Disinfectant No. 11, containing 0.012% sodium carbonate peroxosolvate, 0.75% sodium alkylbenzene sulfonate, 0.135% citric acid, 0.36% methylene blue, 0.00015% sodium carbonate, showed partial virucidal efficacy against the pathogen. The disinfectant exhibited no virucidial efficacy against ASFV during 30-minute exposure at the declared concentrations, however, with prolonged exposure time, namely 60 and 90 minutes, it was quite effective. The individual components in its composition, according published data, demonstrate activity against ASF pathogen at high concentrations and during prolonged exposure time [26]. Chlorine compounds are widely used as disinfectants due to their high efficacy resulting from the ability to denature proteins; however, they have a corrosive effect and are inhibited by organic substances. Sodium alkylbenzene sulfonate is classified as an anionic surfactant with well-pronounced detergent properties. The virucidal properties of citric acid were confirmed when used at 2% concentration during 30-minute exposure; the effect is achieved due to interaction of lipophilic structures with the virus membrane and decreased pH. Sodium carbonate also proved effective against ASFV at 1% concentration and after 30-minute exposure [26].

The conducted tests demonstrate that protein load (as a simulation of organic contamination), short exposure time, and relatively low temperatures (of the working solution, treated object, and environment) are all critical factors that can significantly reduce efficacy of disinfectants. Therefore, thorough mechanical pre-cleaning of surfaces and strict adherence to recommendations, including those on exposure time and temperature regime, is still of great importance for practice, which agrees with published literature [17].

CONCLUSION

During experiment stage 1 (in porcine spleen cell culture) all the 12 tested disinfectants exhibited virucidal activity against ASFV reference strain Arm 07, which confirms in vitro efficacy and absence of cytotoxic effects, if the recommended concentrations and exposure time are complied with.

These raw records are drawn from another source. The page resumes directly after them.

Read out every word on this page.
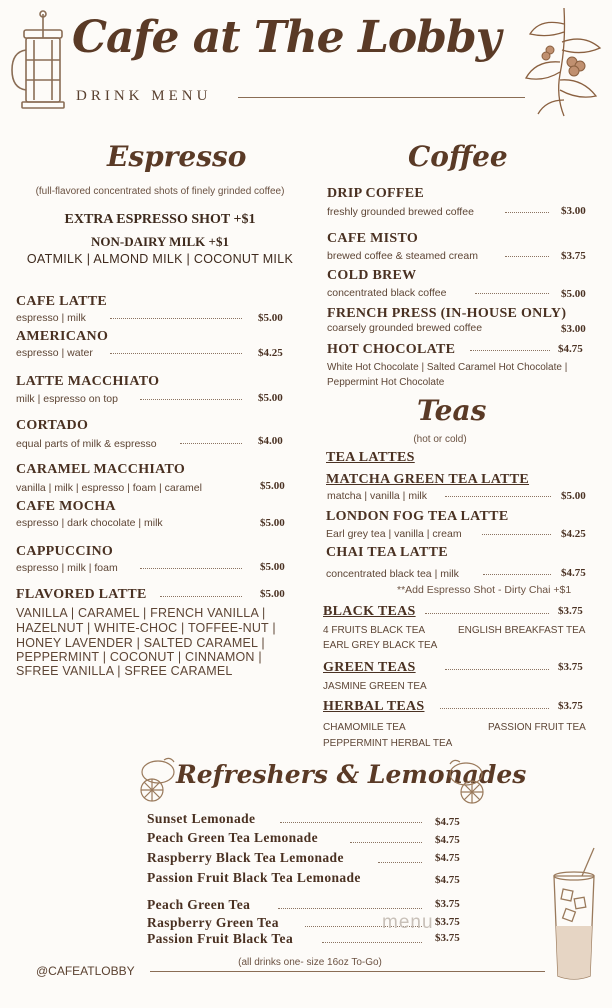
Cafe at The Lobby
DRINK MENU
Espresso
(full-flavored concentrated shots of finely grinded coffee)
EXTRA ESPRESSO SHOT +$1
NON-DAIRY MILK +$1
OATMILK | ALMOND MILK | COCONUT MILK
CAFE LATTE
espresso | milk	$5.00
AMERICANO
espresso | water	$4.25
LATTE MACCHIATO
milk | espresso on top	$5.00
CORTADO
equal parts of milk & espresso	$4.00
CARAMEL MACCHIATO
vanilla | milk | espresso | foam | caramel	$5.00
CAFE MOCHA
espresso | dark chocolate | milk	$5.00
CAPPUCCINO
espresso | milk | foam	$5.00
FLAVORED LATTE	$5.00
VANILLA | CARAMEL | FRENCH VANILLA |
HAZELNUT | WHITE-CHOC | TOFFEE-NUT |
HONEY LAVENDER | SALTED CARAMEL |
PEPPERMINT | COCONUT | CINNAMON |
SFREE VANILLA | SFREE CARAMEL
Coffee
DRIP COFFEE
freshly grounded brewed coffee	$3.00
CAFE MISTO
brewed coffee & steamed cream	$3.75
COLD BREW
concentrated black coffee	$5.00
FRENCH PRESS (IN-HOUSE ONLY)
coarsely grounded brewed coffee	$3.00
HOT CHOCOLATE	$4.75
White Hot Chocolate | Salted Caramel Hot Chocolate |
Peppermint Hot Chocolate
Teas
(hot or cold)
TEA LATTES
MATCHA GREEN TEA LATTE
matcha | vanilla | milk	$5.00
LONDON FOG TEA LATTE
Earl grey tea | vanilla | cream	$4.25
CHAI TEA LATTE
concentrated black tea | milk	$4.75
**Add Espresso Shot - Dirty Chai +$1
BLACK TEAS	$3.75
4 FRUITS BLACK TEA	ENGLISH BREAKFAST TEA
EARL GREY BLACK TEA
GREEN TEAS	$3.75
JASMINE GREEN TEA
HERBAL TEAS	$3.75
CHAMOMILE TEA	PASSION FRUIT TEA
PEPPERMINT HERBAL TEA
Refreshers & Lemonades
Sunset Lemonade	$4.75
Peach Green Tea Lemonade	$4.75
Raspberry Black Tea Lemonade	$4.75
Passion Fruit Black Tea Lemonade	$4.75
Peach Green Tea	$3.75
Raspberry Green Tea	$3.75
Passion Fruit Black Tea	$3.75
menu
@CAFEATLOBBY
(all drinks one- size 16oz To-Go)
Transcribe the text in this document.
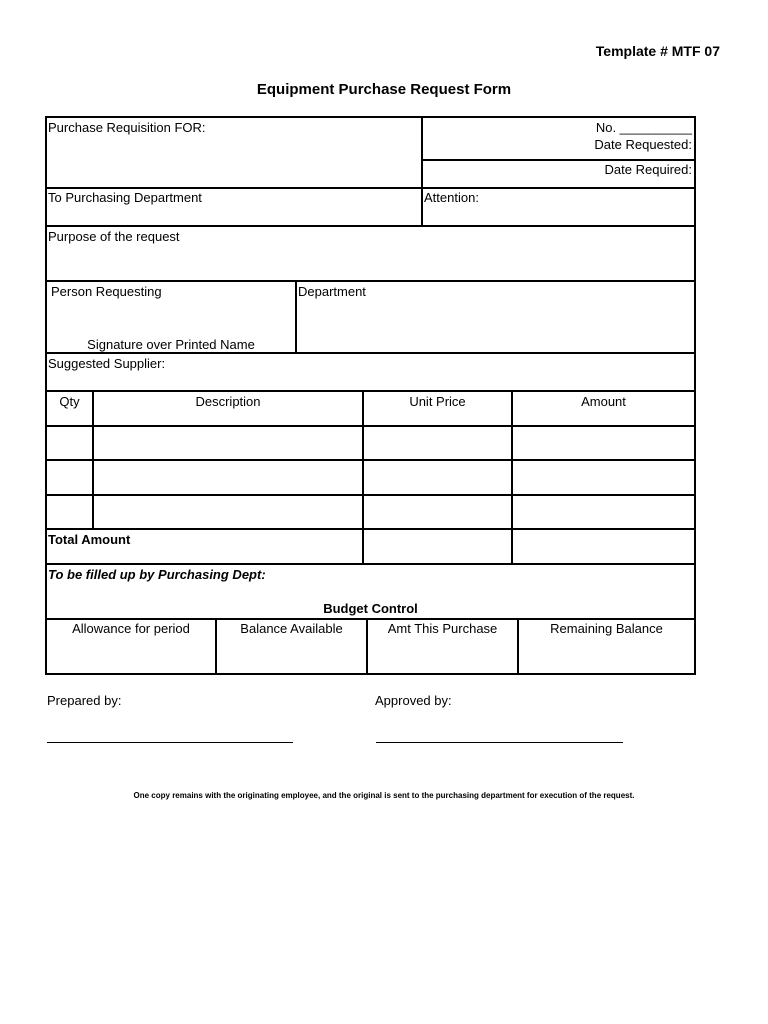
Template # MTF 07
Equipment Purchase Request Form
Purchase Requisition FOR:	No. __________
Date Requested:
Date Required:
To Purchasing Department	Attention:
Purpose of the request
Person Requesting
Signature over Printed Name
Department
Suggested Supplier:
Qty	Description	Unit Price	Amount
Total Amount
To be filled up by Purchasing Dept:
Budget Control
Allowance for period	Balance Available	Amt This Purchase	Remaining Balance
Prepared by:	Approved by:
One copy remains with the originating employee, and the original is sent to the purchasing department for execution of the request.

During experiment stage 2 (on concrete test surfaces with or without simulation of organic contamination), only 9 out of 12 disinfectants were effective, which underscores the need for comprehensive studies to assess the virucidal activity of disinfectants using various test objects.

To optimize composition of disinfectants in order to increase their efficacy against ASF pathogen, we consider it advisable to use glutaraldehyde at a minimum concentration of 0.05%, potassium peroxymonosulfate at a minimum concentration of 0.5%.

The experimentally confirmed impact of organic contaminants on disinfectant virucidal efficacy shows that for practical purposes it is extremely important to thoroughly clean surfaces and select the most effective products for both disinfection and washing. In addition, it is necessary to account for other factors, including a composition and concentration of active ingredients that are effective against the specific pathogen, ambient air temperature, temperature of treated surfaces, temperature of the disinfectant working solution, exposure time, drying parameters and other relevant variables.

Application of those commercial disinfectants with the unknown virucidal activity against ASF pathogen increases the risk of undermining substantial efforts invested in preventive and eradication measures. Therefore, there is a need to introduce relevant regulatory framework on testing commercial disinfectants for their efficacy against currently circulating pathogens of infectious diseases listed in the instruction for use.